I needed a quick and dirty tokenizer for a big chunk of XML-ish text to feed into some Java code so I was going to fire up Perl, then I remembered that modern Java comes with its own regular-expression library. Hey, it’s good! I put it together in quick-n-dirty hacker style, and it ran over a 100M file, finding fifteen million tokens, in about three minutes of CPU time on my 1.25GHz PowerBook. Quite respectable, but, I thought with a snicker, I bet Perl can beat that. (Perl’s regex engine is generally regarded as the state of the art.) So I whacked together a Perl version and, just to make sure I was getting the right answers, I had both the Java and Perl versions print out all the tokens they found. They both burned something over ten minutes, and Perl was maybe 10% faster; might have been the I/O or other static. I was impressed to find Java within 10% of the best. So then I ran it again without the output, just counting the tokens, and yowie zowie, Perl was at 8 minutes 47 seconds, Java back at 3 minutes 4 seconds. So I re-ran on a nearby Debian box, on the theory that the OS X versions of Java and Perl might not be representative of their kind. There are all sorts of variations around I/O and so on, but my finding is that for this problem, the Java 1.4.2 regex processing is somewhere around twice as fast as Perl 5.8.1. Frankly, I’m astounded. Read on for acknowledgements, some gory details, and a tasteful selection of Google ads for regular expression software. [Update: There is a good reason things are the way they are, and Perl’s trade-off may well be better.]

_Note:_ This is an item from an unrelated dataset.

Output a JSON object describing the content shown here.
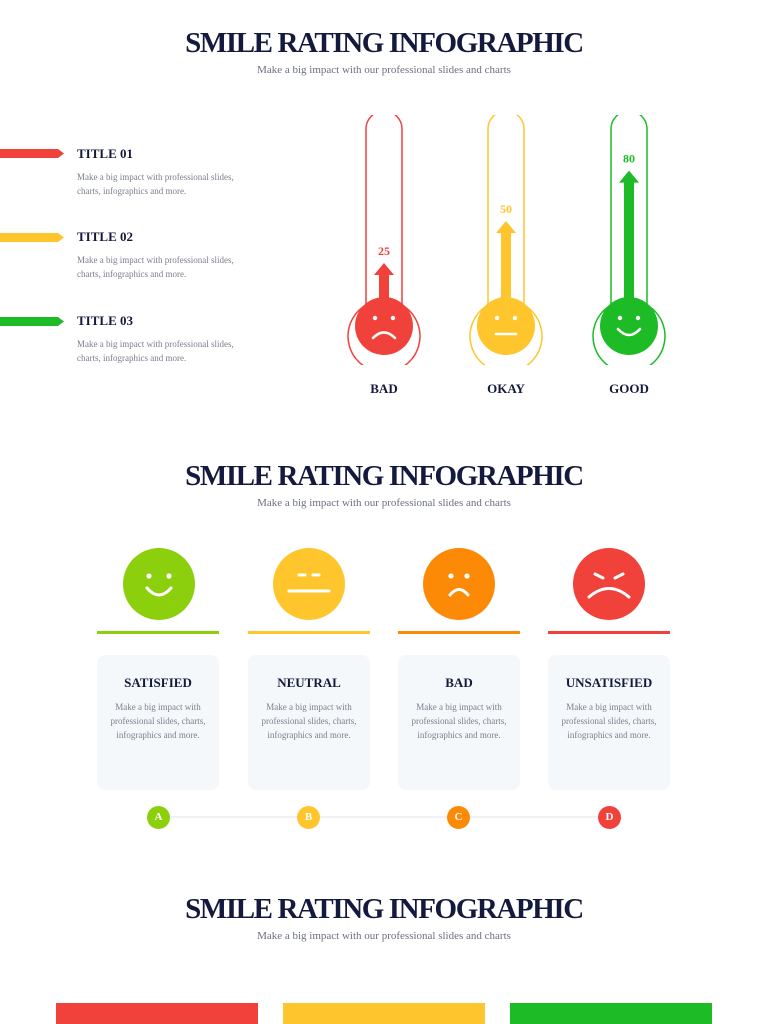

Acknowledgements · Thanks to Phillip Pearson, Sriram Srinivasan, Chris Lightfoot, Robert Sayre, and Chris Nokleberg for pointing out my thinko on the first cut of the perl regexp. Thanks to Anne van Kesteren and Russell Beattie for CSS help.

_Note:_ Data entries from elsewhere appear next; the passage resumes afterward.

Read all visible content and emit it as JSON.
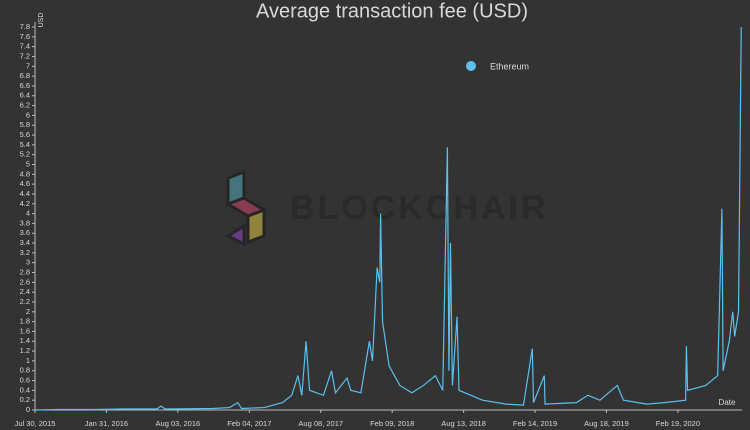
{
  "chart_data": {
    "type": "line",
    "title": "Average transaction fee (USD)",
    "y_label": "USD",
    "x_label": "Date",
    "watermark": "BLOCKCHAIR",
    "x": [
      "2015-07-30",
      "2015-10-01",
      "2016-01-01",
      "2016-03-15",
      "2016-06-10",
      "2016-06-20",
      "2016-07-01",
      "2016-11-01",
      "2016-12-15",
      "2017-01-05",
      "2017-01-15",
      "2017-03-15",
      "2017-05-01",
      "2017-05-25",
      "2017-06-10",
      "2017-06-20",
      "2017-07-01",
      "2017-07-10",
      "2017-08-15",
      "2017-09-05",
      "2017-09-15",
      "2017-10-15",
      "2017-10-25",
      "2017-11-20",
      "2017-12-12",
      "2017-12-20",
      "2018-01-01",
      "2018-01-08",
      "2018-01-10",
      "2018-01-15",
      "2018-02-01",
      "2018-03-01",
      "2018-04-01",
      "2018-05-01",
      "2018-06-01",
      "2018-06-20",
      "2018-07-02",
      "2018-07-06",
      "2018-07-10",
      "2018-07-15",
      "2018-07-27",
      "2018-08-01",
      "2018-09-01",
      "2018-10-01",
      "2018-12-01",
      "2019-01-15",
      "2019-02-07",
      "2019-02-10",
      "2019-03-10",
      "2019-03-12",
      "2019-06-01",
      "2019-07-01",
      "2019-08-01",
      "2019-09-15",
      "2019-10-01",
      "2019-12-01",
      "2020-01-15",
      "2020-03-10",
      "2020-03-12",
      "2020-03-15",
      "2020-05-01",
      "2020-06-01",
      "2020-06-12",
      "2020-06-15",
      "2020-07-01",
      "2020-07-10",
      "2020-07-15",
      "2020-07-25",
      "2020-08-01"
    ],
    "series": [
      {
        "name": "Ethereum",
        "color": "#5bc0f0",
        "values": [
          0.0,
          0.01,
          0.01,
          0.02,
          0.02,
          0.08,
          0.02,
          0.03,
          0.05,
          0.15,
          0.03,
          0.05,
          0.15,
          0.3,
          0.7,
          0.3,
          1.4,
          0.4,
          0.3,
          0.8,
          0.35,
          0.65,
          0.4,
          0.35,
          1.4,
          1.0,
          2.9,
          2.6,
          4.0,
          1.8,
          0.9,
          0.5,
          0.35,
          0.5,
          0.7,
          0.4,
          5.35,
          0.8,
          3.4,
          0.5,
          1.9,
          0.4,
          0.3,
          0.2,
          0.12,
          0.1,
          1.25,
          0.15,
          0.7,
          0.12,
          0.15,
          0.3,
          0.2,
          0.5,
          0.2,
          0.12,
          0.15,
          0.2,
          1.3,
          0.4,
          0.5,
          0.7,
          4.1,
          0.8,
          1.4,
          2.0,
          1.5,
          2.0,
          7.8
        ]
      }
    ],
    "xlim": [
      "2015-07-30",
      "2020-08-03"
    ],
    "xticks": [
      {
        "value": "2015-07-30",
        "label": "Jul 30, 2015"
      },
      {
        "value": "2016-01-31",
        "label": "Jan 31, 2016"
      },
      {
        "value": "2016-08-03",
        "label": "Aug 03, 2016"
      },
      {
        "value": "2017-02-04",
        "label": "Feb 04, 2017"
      },
      {
        "value": "2017-08-08",
        "label": "Aug 08, 2017"
      },
      {
        "value": "2018-02-09",
        "label": "Feb 09, 2018"
      },
      {
        "value": "2018-08-13",
        "label": "Aug 13, 2018"
      },
      {
        "value": "2019-02-14",
        "label": "Feb 14, 2019"
      },
      {
        "value": "2019-08-18",
        "label": "Aug 18, 2019"
      },
      {
        "value": "2020-02-19",
        "label": "Feb 19, 2020"
      }
    ],
    "ylim": [
      0,
      7.8
    ],
    "yticks": [
      0,
      0.2,
      0.4,
      0.6,
      0.8,
      1,
      1.2,
      1.4,
      1.6,
      1.8,
      2,
      2.2,
      2.4,
      2.6,
      2.8,
      3,
      3.2,
      3.4,
      3.6,
      3.8,
      4,
      4.2,
      4.4,
      4.6,
      4.8,
      5,
      5.2,
      5.4,
      5.6,
      5.8,
      6,
      6.2,
      6.4,
      6.6,
      6.8,
      7,
      7.2,
      7.4,
      7.6,
      7.8
    ],
    "grid": false
  }
}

Regexes · Here’s the java version.
(<[^/]([^>]*[^/>])?>)|(</[^>]*>)|(<[^>]*/>)|((\p{Lu}|\p{Ll}|\p{Lt}|\p{Nd}|\p{Nl}|\p{No}|[\u4e00-\u9fa5]|\u3007|[\u3021-\u3029])((\p{Lu}|\p{Ll}|\p{Lt}|\p{Nd}|\p{Nl}|\p{No}|[-._:']|[\u4e00-\u9fa5]|\u3007|[\u3021-\u3029])*(\p{Lu}|\p{Ll}|\p{Lt}|\p{Nd}|\p{Nl}|\p{No}|[\u4e00-\u9fa5]|\u3007|[\u3021-\u3029]))?)
Here’s the perl version, which differs only in using \x
with
parentheses
rather than \u
to reference Unicode codepoints.
(<[^/]([^>]*[^/>])?>)|(</[^>]*>)|(<[^>]*/>)|((\p{Lu}|\p{Ll}|\p{Lt}|\p{Nd}|\p{Nl}|\p{No}|[\x{4e00}-\x{9fa5}]|\x{3007}|[\x{3021}-\x{3029}])((\p{Lu}|\p{Ll}|\p{Lt}|\p{Nd}|\p{Nl}|\p{No}|[-._:']|[\x{4e00}-\x{9fa5}]|\x{3007}|[\x{3021}-\x{3029}])*(\p{Lu}|\p{Ll}|\p{Lt}|\p{Nd}|\p{Nl}|\p{No}|[\x{4e00}-\x{9fa5}]|\x{3007}|[\x{3021}-\x{3029}]))?)
Unfortunately, they don’t produce quite the same results, with occasional variation around international characters. But close enough for the purpose of this experiment.